Da un lato, dunque, la drammatica situazione dei lavoratori, dall’altro l’«abuso dell’idea di giustizia e la pratica alterazione di essa», i «malvagi consigli» che predicano «una totale rivoluzione della società»: la distinzione nei casi concreti non è assolutamente facile, anche se sostanzialmente indispensabile, e quella proposta dal regnante Pontefice fa eco a quella a suo tempo enunciata da Pio XII, senza nessuna variazione di rilievo: «Mossa sempre da motivi religiosi, la Chiesa condannò i vari sistemi del socialismo marxista, e li condanna anche oggi, com’è suo dovere e diritto permanente di preservare gli uomini da correnti e influssi, che ne mettono a repentaglio la salvezza eterna. Ma la Chiesa non può ignorare o non vedere, che l’operato, nello sforzo di migliorare la sua condizione, si urta contro qualche congegno, che, lungi dall’essere conforme alla natura, contrasta con l’ordine di Dio e con lo scopo, che Egli ha assegnato per i beni terreni. Per quanto fossero o siano false, condannabili e pericolose le vie, che si seguirono; chi, e soprattutto qual sacerdote o cristiano, potrebbe restar sordo al grido, che si solleva dal profondo, e il quale in un mondo di un Dio giusto invoca giustizia e spirito di fratellanza? Ciò sarebbe un silenzio colpevole e ingiustificabile davanti a Dio, e contrario al senso illuminato dell’apostolo, il quale, come inculca che bisogna essere risoluti contro l’errore, sa pure che si vuole essere pieni di riguardo verso gli erranti e con l’animo aperto per intenderne aspirazioni, speranze e motivi» (10). E proprio lo sforzo di «intenderne aspirazioni, speranze e motivi» spinge a dichiarare «giustificata, dal punto di vista della morale sociale, la reazione contro il sistema di ingiustizia e di danno, che gridava vendetta al cospetto del Cielo (cfr.

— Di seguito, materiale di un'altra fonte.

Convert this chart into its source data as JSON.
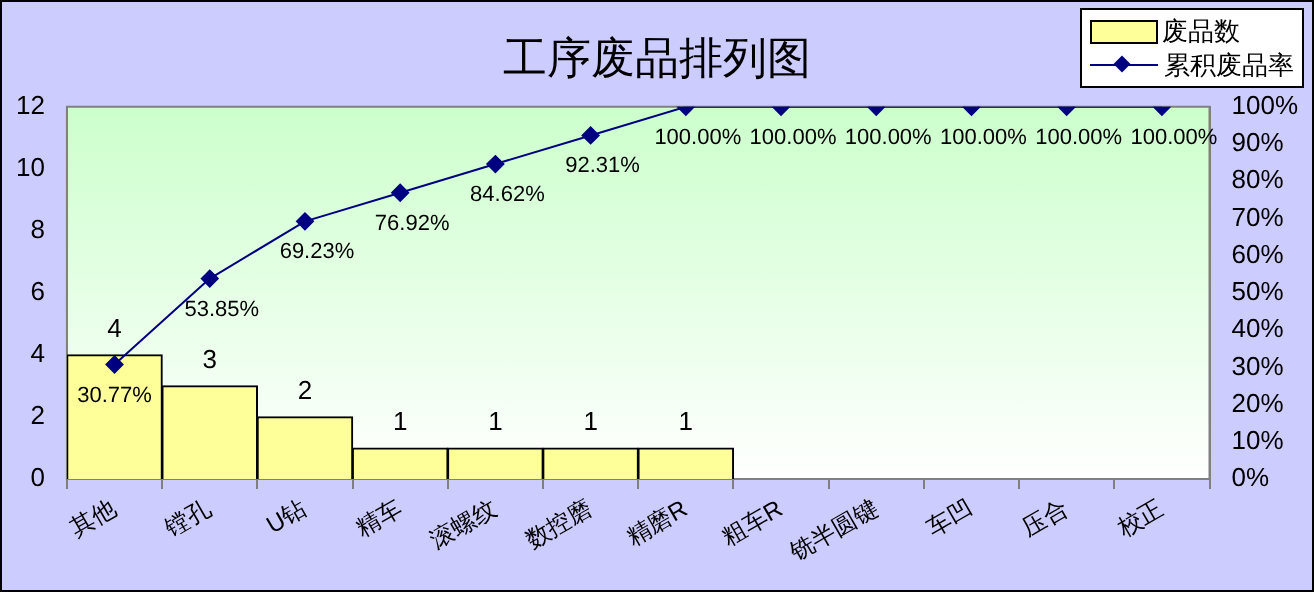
{
  "chart_data": {
    "type": "bar",
    "title": "工序废品排列图",
    "categories": [
      "其他",
      "镗孔",
      "U钻",
      "精车",
      "滚螺纹",
      "数控磨",
      "精磨R",
      "粗车R",
      "铣半圆键",
      "车凹",
      "压合",
      "校正"
    ],
    "series": [
      {
        "name": "废品数",
        "color": "#ffff99",
        "values": [
          4,
          3,
          2,
          1,
          1,
          1,
          1,
          0,
          0,
          0,
          0,
          0
        ],
        "value_labels": [
          "4",
          "3",
          "2",
          "1",
          "1",
          "1",
          "1",
          null,
          null,
          null,
          null,
          null
        ]
      },
      {
        "name": "累积废品率",
        "type": "line",
        "axis": "y2",
        "color": "#000080",
        "values": [
          30.77,
          53.85,
          69.23,
          76.92,
          84.62,
          92.31,
          100,
          100,
          100,
          100,
          100,
          100
        ],
        "value_labels": [
          "30.77%",
          "53.85%",
          "69.23%",
          "76.92%",
          "84.62%",
          "92.31%",
          "100.00%",
          "100.00%",
          "100.00%",
          "100.00%",
          "100.00%",
          "100.00%"
        ]
      }
    ],
    "ylim": [
      0,
      12
    ],
    "yticks": [
      0,
      2,
      4,
      6,
      8,
      10,
      12
    ],
    "y2lim": [
      0,
      100
    ],
    "y2ticks": [
      {
        "value": 0,
        "label": "0%"
      },
      {
        "value": 10,
        "label": "10%"
      },
      {
        "value": 20,
        "label": "20%"
      },
      {
        "value": 30,
        "label": "30%"
      },
      {
        "value": 40,
        "label": "40%"
      },
      {
        "value": 50,
        "label": "50%"
      },
      {
        "value": 60,
        "label": "60%"
      },
      {
        "value": 70,
        "label": "70%"
      },
      {
        "value": 80,
        "label": "80%"
      },
      {
        "value": 90,
        "label": "90%"
      },
      {
        "value": 100,
        "label": "100%"
      }
    ],
    "grid": false,
    "legend": "top right",
    "marker": "diamond",
    "line_style": "solid"
  }
}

Dt. 24, 15; Gc. 5, 4; e anche Gen. 4, 10), e che pesava sull’uomo del lavoro in quel periodo di rapida industrializzazione» (n. 8); e a riconoscere a «l’appello alla solidarietà e all’azione comune, lanciato agli uomini del lavoro […], un suo importante valore e una sua eloquenza dal punto di vista dell’etica sociale» (n. 8), così come obbliga a denunciare l’«abuso dell’idea di giustizia e la pratica alterazione di essa» da parte di chi condivide le premesse economistiche del programma liberale e le esaspera, sfruttando le miserie umane nella prospettiva della palingenesi universale.
Giovanni Cantoni
Note:
(1) GIOVANNI PAOLO II, Omelia alla messa per i giovani per gli studenti, a Belo Horizonte, dell’1-7-1980, in Insegnamenti di Giovanni Paolo II, vol. III, 2, p. 8. Si tratta di una citazione implicita di PIO XI, Enciclica Divini Redemptoris, del 19-3-1937, in Le encicliche sociali dei Papi. Da Pio IX a Pio XII (1854-1956), cit., p. 606, che parla di «quella condizione utopistica di una Società senza veruna differenza di classe».

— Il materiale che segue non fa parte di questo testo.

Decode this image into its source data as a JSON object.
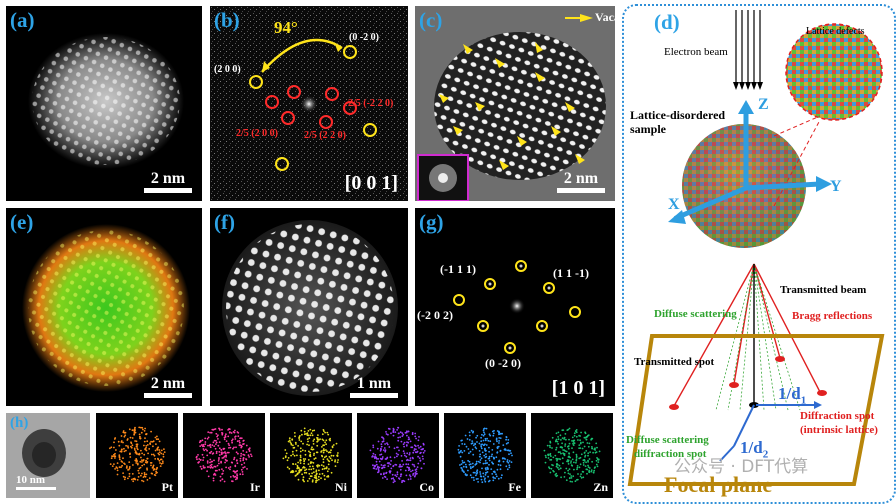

(2) PIO XI, Enciclica Divini Redemptoris, del 19-3-1937, in Le encicliche sociali dei Papi. Da Pio IX a Pio XII (I854-1956), cit. p. 614.
(3) IDEM, Enciclica Quadragesimo anno, del 15-5-1931, cit., e ibid., pp. 467-468.

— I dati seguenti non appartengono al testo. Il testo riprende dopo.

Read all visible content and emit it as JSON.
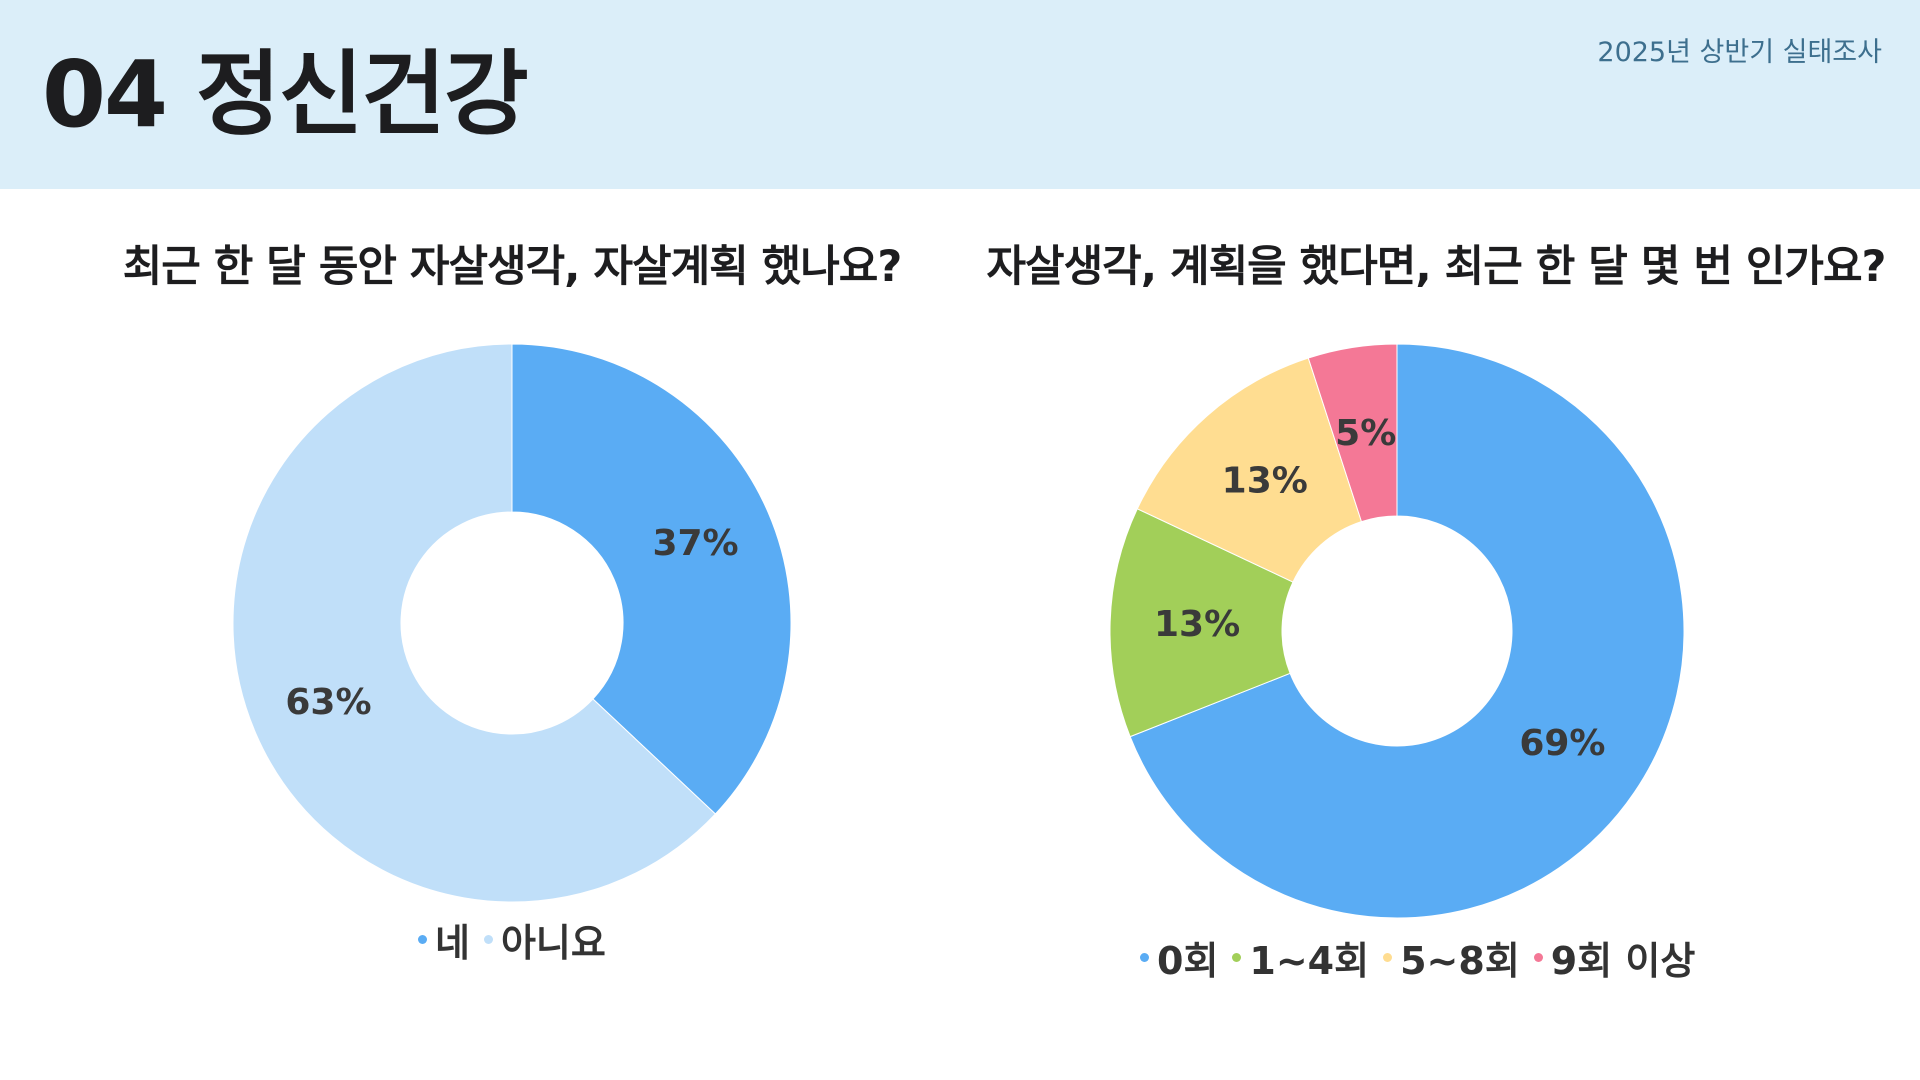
{
  "header": {
    "title": "04 정신건강",
    "survey_label": "2025년 상반기 실태조사"
  },
  "chart_data": [
    {
      "type": "pie",
      "donut": true,
      "title": "최근 한 달 동안 자살생각, 자살계획 했나요?",
      "categories": [
        "네",
        "아니요"
      ],
      "values": [
        37,
        63
      ],
      "labels": [
        "37%",
        "63%"
      ],
      "colors": [
        "#5aacf4",
        "#c0dff9"
      ],
      "legend_position": "bottom"
    },
    {
      "type": "pie",
      "donut": true,
      "title": "자살생각, 계획을 했다면, 최근 한 달 몇 번 인가요?",
      "categories": [
        "0회",
        "1~4회",
        "5~8회",
        "9회 이상"
      ],
      "values": [
        69,
        13,
        13,
        5
      ],
      "labels": [
        "69%",
        "13%",
        "13%",
        "5%"
      ],
      "colors": [
        "#5aacf4",
        "#a2cf59",
        "#ffdd91",
        "#f47896"
      ],
      "legend_position": "bottom"
    }
  ]
}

(4) GIOVANNI PAOLO II, Enciclica Dives in misericordia, del 30-11-1980, in Insegnamenti di Giovanni Paolo II, vol. III, 2, p. 1562.
(5) PIO XI, Enciclica Divini Redemptoris, cit., in Le encicliche sociali dei Papi. Da Pio IX a Pio XII (1854-1956), cit., p. 607.
(6) Ibidem.
(7) Ibid., p. 608.
(8) LEONE XIII, Enciclica Rerum novarum, del 15-5-1891, ibid., p. 201.
(9) PIO XI, Enciclica Quadragesimo anno, cit., ibid., p. 434.
(10) PIO XII, Radiomessaggio Natalizio, del 24-12-1942, in Discorsi e Radiomessaggi di Sua Santità Pio XII, vol. IV, pp. 336-337.